You’ve heard of tap saga. Now prepare yourself for… Damp Saga. The story of one man’s quest to conquer the Forces of Dampness that threaten to overthrow his way of life, turning everything slightly moist and, upon close inspection, slightly mouldy.
I am currently battling dampness on four war-torn fronts.
From the north, the paint on the bathroom windowframe and windowsill has worn away to a point where wood is visible. This is because, in their infinite wisdom, previous owners of the house positioned the bath under the window, so when you have a shower you spray the whole window area with water.
From above, the new loft insulation I fitted last year is keeping the house warm, but it’s also keeping the loft damp, with condensation forming to such a degree that in very cold weather it effectively rains in there. Everything we store in the loft is now under tarpaulins, except for the things we didn’t cover in time, which are ruined. I have fitted new vents to the roof to get some fresh air through it and eliminate this unwelcome indoor microclimate.

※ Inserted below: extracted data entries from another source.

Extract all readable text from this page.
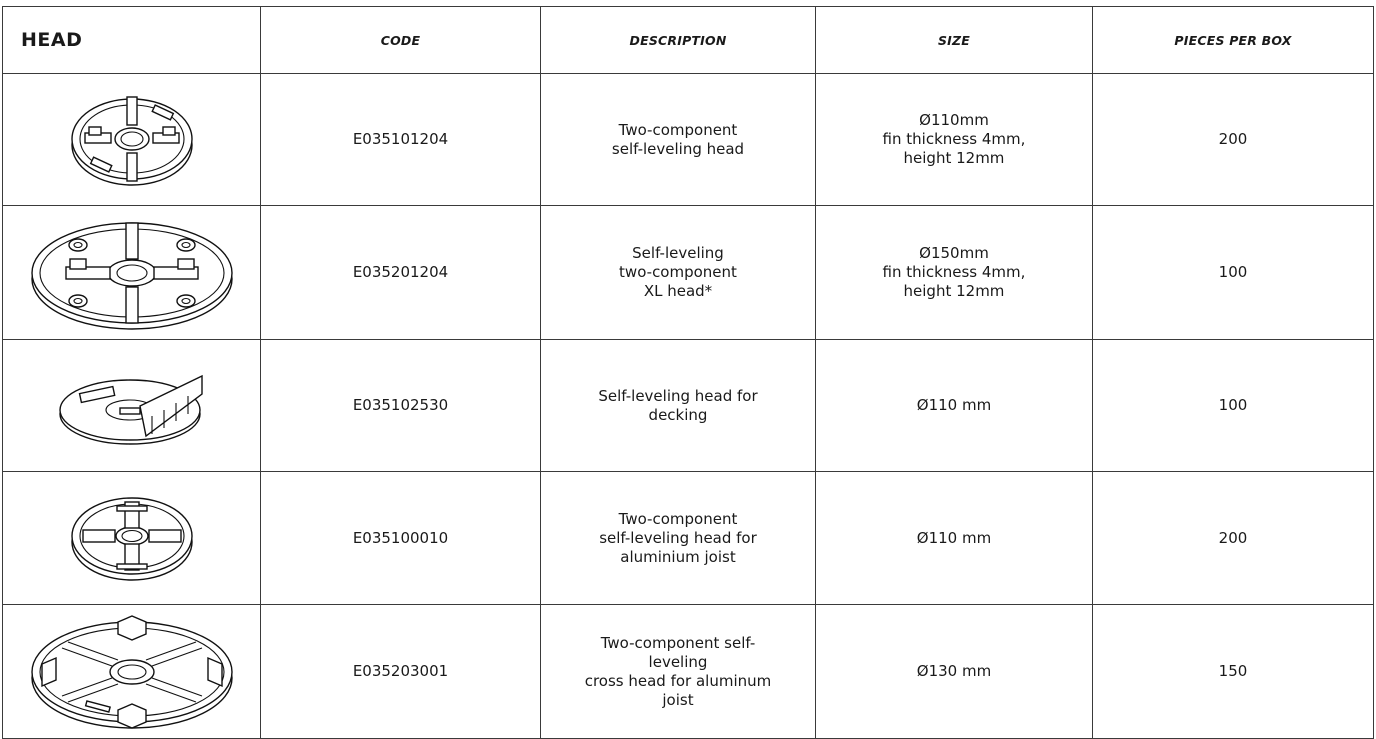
HEAD	CODE	DESCRIPTION	SIZE	PIECES PER BOX

	E035101204	Two-component
self-leveling head	Ø110mm
fin thickness 4mm,
height 12mm	200

	E035201204	Self-leveling
two-component
XL head*	Ø150mm
fin thickness 4mm,
height 12mm	100

	E035102530	Self-leveling head for
decking	Ø110 mm	100

	E035100010	Two-component
self-leveling head for
aluminium joist	Ø110 mm	200

	E035203001	Two-component self-
leveling
cross head for aluminum
joist	Ø130 mm	150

From below, the very high water table in this area (the whole housing estate might be built in what is technically a lake) means that in anything less than drought conditions the lawn is often under an inch of water. My neighbour has an elaborate plan to resolve this by digging big holes, creating new soakaway pits and laying pipes, though I can’t help feeling that his plan will only succeed if they are big enough to absorb all the rain in this area of Hampshire.
And from the west, water running downhill through a series of back gardens is now making its way through the wall of the garage, where it turns out the woodwork starts below ground level. This means that, now the monsoon season has arrived in the loft, we have nowhere to store anything that we wish to keep dry. A big damp patch is creeping across the floor and fixing it is going to involve removing a whole line of garden fence and digging up part of next door’s garden. I have made a half baked effort to deal with the symptoms using wood preserver and cutting holes in the garage wall to allow air in. I do not feel hopeful about this.
Unlike #tapsaga, there is no satisfying ending to this where, after a hundred frustrating steps, everything works out. This saga is just an ongoing list of damp situations. Thankfully the inside of my car is still dry, most of the time, so I have decided to live there instead. Please send towels and talcum powder.